Don't count on hockey being played any time soon.
The NHL significantly pushed back its timeline of when it can potentially resume playing by several weeks, if not a month or more, as a result of the new coronavirus pandemic.
The league and NHL Players' Association told players Monday they can go home — even outside of North America — and must self-isolate through March 27 while the season is on hold. But the NHL also cautioned that it will not be able to even provide guidance on the potential reopening of team practices for another 45 days, which could push any potential return to play into May.

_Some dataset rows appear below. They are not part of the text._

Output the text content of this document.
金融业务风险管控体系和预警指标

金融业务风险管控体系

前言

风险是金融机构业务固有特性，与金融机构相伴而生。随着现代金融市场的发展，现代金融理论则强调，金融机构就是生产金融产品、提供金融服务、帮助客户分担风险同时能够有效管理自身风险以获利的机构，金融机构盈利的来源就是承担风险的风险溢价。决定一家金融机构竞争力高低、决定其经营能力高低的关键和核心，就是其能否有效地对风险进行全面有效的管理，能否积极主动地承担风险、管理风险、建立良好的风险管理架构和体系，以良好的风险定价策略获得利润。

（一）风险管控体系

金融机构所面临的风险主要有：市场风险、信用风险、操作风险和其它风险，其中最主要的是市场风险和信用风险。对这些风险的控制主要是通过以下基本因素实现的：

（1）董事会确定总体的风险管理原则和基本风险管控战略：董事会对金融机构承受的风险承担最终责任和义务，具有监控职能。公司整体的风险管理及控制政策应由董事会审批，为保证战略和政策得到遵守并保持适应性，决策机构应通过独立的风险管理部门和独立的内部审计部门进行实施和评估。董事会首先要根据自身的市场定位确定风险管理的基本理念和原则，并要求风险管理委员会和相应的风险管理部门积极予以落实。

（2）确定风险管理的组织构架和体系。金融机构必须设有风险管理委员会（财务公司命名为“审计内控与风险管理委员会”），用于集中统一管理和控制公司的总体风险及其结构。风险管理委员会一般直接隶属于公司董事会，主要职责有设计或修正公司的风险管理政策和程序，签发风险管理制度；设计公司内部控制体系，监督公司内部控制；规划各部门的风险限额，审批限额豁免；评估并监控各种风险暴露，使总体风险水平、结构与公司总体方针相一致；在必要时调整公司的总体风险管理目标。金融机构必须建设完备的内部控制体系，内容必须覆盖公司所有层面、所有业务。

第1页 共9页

The new directives come on the heels of the CDC's recommendation against gatherings of 50 or more people in the U.S. for the next eight weeks. The NHL said “depending on world developments," consideration will be given to reopening facilities after the self-quarantine period ends in late March but practices for the 31 teams would not happen late April — at the earliest.
“I think in light of the CDC recommendations, it's hard to foresee that we're looking at much happening here in March or even April, in my opinion,” NHL player agent Jay Grossman said.
That's a major switch from Friday, when the league held out the possibility of players being able to return to team facilities and working out and skating in small groups.
The latest decision leaves open questions as to whether the NHL can complete its regular season, which was suspended Thursday with 189 games remaining, and whether it might have to alter its playoff format to avoid the postseason from pushing into the summer months.
Last week, NHL Commissioner Gary Bettman said he remained optimistic about resuming play and still awarding the Stanley Cup, which has been handed out every year since 1893 except for 1919 because of the Spanish flu outbreak, and 2005 when a lockout wiped out the entire season.